Dir: Wes Anderson

Starring: Owen Wilson, Adrien Brody, Jason Schwartzman

Earlier this year I was forced to make a difficult decision. The 20th of May saw the airing of the 400th episode of The Simpsons, a show that, up until 1998, had represented the zenith of TV comedy and had exercised as much a formative effect over me as my parents. With this landmark, one fact became painfully obvious: over half of The Simpsons is bad.

I still consider myself a Simpsons fan for much the same reason that I am still a Wes Anderson fan. Not because I feel there is any chance of the series getting back on track – that shark has been well and truly jumped – but because I have enough good times in the bank. After the inspirational Rushmore and the beautifully-rendered The Royal Tenenbaums – both of which masterfully build on the promise of Bottle Rocket – came the sub-par Life Aquatic, and now another unforgivable bout of navel-gazing in the form of The Darjeeling Limited. Anderson is teetering on a similar precipice to Matt Groening – one more dud and half of his output will have been stinkers.

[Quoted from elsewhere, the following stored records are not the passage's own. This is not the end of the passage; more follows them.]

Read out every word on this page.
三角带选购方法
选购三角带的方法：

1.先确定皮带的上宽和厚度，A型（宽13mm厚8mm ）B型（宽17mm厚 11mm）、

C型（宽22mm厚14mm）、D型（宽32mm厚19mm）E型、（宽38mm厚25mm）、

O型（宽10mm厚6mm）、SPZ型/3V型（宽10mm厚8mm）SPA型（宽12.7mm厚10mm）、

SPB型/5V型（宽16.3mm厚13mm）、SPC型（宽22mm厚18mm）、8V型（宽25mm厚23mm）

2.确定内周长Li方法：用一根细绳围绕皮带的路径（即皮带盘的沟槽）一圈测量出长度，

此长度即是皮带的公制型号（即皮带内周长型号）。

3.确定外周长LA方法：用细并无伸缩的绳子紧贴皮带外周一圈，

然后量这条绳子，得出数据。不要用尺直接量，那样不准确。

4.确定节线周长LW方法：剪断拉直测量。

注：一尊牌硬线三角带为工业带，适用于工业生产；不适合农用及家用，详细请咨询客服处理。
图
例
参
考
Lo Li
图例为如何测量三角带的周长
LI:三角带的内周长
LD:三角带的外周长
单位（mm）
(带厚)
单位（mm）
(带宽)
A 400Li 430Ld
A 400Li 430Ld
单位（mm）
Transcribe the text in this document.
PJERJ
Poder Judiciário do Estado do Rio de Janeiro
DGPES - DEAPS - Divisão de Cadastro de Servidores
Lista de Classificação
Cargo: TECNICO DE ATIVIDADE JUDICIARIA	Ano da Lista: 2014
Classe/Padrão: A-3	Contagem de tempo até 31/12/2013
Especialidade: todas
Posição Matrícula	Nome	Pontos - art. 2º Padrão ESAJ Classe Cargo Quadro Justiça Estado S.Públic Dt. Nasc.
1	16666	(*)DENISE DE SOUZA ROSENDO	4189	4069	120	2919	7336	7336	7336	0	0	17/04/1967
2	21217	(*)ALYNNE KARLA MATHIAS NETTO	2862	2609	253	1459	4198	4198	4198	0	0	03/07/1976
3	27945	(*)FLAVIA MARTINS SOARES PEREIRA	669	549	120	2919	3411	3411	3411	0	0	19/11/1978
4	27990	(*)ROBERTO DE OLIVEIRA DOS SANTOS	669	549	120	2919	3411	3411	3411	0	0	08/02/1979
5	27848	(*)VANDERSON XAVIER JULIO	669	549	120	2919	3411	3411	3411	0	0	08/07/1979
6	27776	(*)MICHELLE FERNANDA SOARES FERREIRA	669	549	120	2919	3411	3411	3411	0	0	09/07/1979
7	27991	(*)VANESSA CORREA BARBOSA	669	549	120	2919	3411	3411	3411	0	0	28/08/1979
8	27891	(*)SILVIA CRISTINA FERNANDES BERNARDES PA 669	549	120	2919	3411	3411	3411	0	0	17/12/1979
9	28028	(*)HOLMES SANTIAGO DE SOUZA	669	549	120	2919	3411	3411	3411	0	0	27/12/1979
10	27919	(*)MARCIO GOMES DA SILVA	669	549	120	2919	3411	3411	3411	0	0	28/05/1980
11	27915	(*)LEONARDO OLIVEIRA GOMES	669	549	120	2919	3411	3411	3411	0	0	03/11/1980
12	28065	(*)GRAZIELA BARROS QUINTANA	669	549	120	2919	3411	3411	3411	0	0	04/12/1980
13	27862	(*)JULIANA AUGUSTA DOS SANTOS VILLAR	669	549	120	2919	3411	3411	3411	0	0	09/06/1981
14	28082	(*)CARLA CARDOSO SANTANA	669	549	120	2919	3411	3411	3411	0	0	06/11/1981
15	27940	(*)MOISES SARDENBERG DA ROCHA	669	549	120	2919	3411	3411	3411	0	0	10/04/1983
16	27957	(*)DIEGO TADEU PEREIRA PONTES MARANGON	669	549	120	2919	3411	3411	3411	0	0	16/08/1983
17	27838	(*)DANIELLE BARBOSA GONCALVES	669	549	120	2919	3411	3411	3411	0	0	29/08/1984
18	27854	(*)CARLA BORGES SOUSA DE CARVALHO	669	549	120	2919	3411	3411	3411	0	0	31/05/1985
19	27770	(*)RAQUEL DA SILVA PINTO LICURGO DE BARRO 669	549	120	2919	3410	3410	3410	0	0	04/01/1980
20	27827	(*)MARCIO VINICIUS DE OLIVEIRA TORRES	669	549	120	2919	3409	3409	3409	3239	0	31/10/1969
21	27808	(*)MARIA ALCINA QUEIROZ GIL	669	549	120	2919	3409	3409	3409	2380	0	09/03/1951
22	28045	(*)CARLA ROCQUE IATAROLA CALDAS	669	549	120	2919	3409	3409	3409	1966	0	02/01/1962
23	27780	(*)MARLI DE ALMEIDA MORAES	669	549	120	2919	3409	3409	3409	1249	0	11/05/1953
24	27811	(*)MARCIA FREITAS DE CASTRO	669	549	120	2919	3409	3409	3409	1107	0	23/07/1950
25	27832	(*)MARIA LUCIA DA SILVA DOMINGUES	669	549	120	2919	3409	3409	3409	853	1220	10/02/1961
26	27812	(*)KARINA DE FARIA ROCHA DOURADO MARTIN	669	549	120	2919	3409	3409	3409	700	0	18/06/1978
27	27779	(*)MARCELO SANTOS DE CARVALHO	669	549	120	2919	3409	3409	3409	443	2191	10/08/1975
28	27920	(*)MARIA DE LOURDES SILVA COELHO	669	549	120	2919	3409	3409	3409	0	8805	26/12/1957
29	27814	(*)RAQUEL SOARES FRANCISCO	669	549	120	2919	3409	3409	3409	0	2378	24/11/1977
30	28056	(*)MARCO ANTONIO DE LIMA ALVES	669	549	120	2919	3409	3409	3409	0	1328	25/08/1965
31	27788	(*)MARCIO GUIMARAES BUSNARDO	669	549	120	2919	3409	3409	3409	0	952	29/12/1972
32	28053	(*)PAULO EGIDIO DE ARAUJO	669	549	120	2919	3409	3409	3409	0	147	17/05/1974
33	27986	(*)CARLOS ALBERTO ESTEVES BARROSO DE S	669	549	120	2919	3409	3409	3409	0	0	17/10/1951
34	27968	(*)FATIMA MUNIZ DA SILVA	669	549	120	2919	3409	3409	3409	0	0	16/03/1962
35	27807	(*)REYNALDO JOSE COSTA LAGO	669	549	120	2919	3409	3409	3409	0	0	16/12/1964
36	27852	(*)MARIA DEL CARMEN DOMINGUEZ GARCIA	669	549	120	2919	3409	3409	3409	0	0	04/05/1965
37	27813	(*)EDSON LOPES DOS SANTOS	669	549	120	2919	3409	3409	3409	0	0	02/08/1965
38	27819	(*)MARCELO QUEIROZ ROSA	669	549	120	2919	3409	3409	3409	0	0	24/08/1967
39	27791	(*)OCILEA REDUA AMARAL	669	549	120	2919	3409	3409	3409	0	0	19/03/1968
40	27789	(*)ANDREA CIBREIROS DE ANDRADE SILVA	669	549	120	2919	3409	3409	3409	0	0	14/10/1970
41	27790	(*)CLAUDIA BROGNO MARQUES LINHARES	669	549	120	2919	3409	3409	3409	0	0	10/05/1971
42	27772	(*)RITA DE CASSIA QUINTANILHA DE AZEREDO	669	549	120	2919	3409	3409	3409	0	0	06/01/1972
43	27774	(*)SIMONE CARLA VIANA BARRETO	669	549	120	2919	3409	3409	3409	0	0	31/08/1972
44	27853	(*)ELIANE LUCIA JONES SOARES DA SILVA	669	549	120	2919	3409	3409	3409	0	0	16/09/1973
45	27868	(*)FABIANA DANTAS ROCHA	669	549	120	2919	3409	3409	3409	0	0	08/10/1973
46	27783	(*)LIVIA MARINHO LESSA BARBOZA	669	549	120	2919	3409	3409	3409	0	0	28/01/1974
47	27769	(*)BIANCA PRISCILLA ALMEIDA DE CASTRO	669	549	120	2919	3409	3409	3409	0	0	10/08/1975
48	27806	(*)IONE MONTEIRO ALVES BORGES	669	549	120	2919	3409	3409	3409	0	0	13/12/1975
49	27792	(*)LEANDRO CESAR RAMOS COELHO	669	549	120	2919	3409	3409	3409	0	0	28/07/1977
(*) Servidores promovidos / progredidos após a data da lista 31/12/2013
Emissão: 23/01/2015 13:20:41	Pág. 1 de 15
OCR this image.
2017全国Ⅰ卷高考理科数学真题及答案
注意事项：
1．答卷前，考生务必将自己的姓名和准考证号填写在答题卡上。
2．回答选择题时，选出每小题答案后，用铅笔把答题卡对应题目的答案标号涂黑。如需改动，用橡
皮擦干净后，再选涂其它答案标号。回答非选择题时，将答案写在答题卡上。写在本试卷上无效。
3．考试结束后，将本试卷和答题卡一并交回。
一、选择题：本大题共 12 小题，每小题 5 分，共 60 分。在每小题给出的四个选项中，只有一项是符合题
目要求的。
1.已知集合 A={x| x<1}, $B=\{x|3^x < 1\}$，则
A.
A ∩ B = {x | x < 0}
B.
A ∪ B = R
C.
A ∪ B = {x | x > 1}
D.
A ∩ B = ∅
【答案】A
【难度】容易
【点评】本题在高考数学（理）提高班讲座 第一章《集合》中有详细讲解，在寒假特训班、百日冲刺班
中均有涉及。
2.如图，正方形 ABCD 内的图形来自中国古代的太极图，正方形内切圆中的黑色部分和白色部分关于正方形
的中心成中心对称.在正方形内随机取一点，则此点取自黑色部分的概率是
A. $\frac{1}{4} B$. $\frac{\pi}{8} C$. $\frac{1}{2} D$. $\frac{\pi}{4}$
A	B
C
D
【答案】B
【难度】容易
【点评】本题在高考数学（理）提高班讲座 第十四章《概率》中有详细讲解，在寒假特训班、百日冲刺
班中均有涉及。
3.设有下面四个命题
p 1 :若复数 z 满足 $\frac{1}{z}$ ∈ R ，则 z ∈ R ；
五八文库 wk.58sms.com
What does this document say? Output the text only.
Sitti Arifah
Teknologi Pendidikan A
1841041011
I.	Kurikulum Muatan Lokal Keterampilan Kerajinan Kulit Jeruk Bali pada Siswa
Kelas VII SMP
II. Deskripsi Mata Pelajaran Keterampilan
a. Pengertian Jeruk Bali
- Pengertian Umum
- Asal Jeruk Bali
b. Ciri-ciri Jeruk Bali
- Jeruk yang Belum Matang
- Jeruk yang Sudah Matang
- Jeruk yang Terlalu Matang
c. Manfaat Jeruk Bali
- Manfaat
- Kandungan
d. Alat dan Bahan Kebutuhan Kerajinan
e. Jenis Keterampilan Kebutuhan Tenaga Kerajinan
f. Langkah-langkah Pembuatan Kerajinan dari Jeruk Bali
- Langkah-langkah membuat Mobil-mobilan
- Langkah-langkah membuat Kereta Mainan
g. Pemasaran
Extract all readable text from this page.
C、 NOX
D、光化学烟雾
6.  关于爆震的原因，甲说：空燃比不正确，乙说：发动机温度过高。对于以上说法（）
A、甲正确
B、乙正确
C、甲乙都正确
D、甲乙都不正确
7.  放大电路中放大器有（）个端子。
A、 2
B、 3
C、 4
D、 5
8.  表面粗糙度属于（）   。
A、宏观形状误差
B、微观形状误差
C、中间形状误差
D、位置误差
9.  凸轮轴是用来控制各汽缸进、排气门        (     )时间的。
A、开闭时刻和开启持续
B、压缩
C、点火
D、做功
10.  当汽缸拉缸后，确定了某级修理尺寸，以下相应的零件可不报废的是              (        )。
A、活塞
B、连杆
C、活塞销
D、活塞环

The Darjeeling Limited follows the self-indulgent exploits of three brothers, intent on finding themselves a year after their father’s death, and showcases a director desperate to rediscover what it was that once made him so good at what he does. Both Anderson and his characters singularly fail in their attempts to recapture the past: the boys cannot reanimate their father’s car in time for his funeral, just as Anderson cannot breathe fresh life into the staples of a genre he has so firmly ensconced himself within. The director’s tics are here for all to see, but the slow-motion musical interludes and dispassionate dialogue seem almost hackneyed, a shadow of their former selves from earlier works. It is an over-reliance on these devices that leaves the film with an overall Anderson-by-numbers feel: one particular scene, in which Owen Wilson finally removes his facial bandages, is painfully reminiscent of Richie Tenenbaum’s suicide attempt – a much happier time for the viewer and director alike. 

 Further unwelcome parallels can be drawn between Anderson and his characters when we consider the Whitman boys’ casual fascination with their Indian surroundings. Anderson attempts to present the fact that the boys include indigenous religious ceremonies on their laminated itineraries of self-discovery as humorous, but again the director is guilty of the very same cultural cherry-picking. It is through an association with such grandeur and tradition that Anderson hopes to lend his film some much needed exoticism, but it is when his characters are thrust into their host country’s bosom that the film loses any focus it may have had; indeed the film is derailed so spectacularly by the boys’ expulsion from the titular train that one almost suspects it is deliberate, a cautionary note to fellow film-makers – This is what happens if you go off the tracks

All this of course could be excused if the film were entertaining. The humour however is so slight as to pass almost totally under the radar, the pace is irritatingly pedestrian, and the conclusion is thoroughly unsatisfying. Oh so the literal baggage was meant to represent the characters’ emotional baggage – I guess it must have been a metaphor all along. Mollycoddling an audience in such a way is not a right earned by a film as insubstantial as this one. With two strikes down, Mr. Anderson truly is teetering on that precipice. One more like this and I’ll be only to happy to give him out.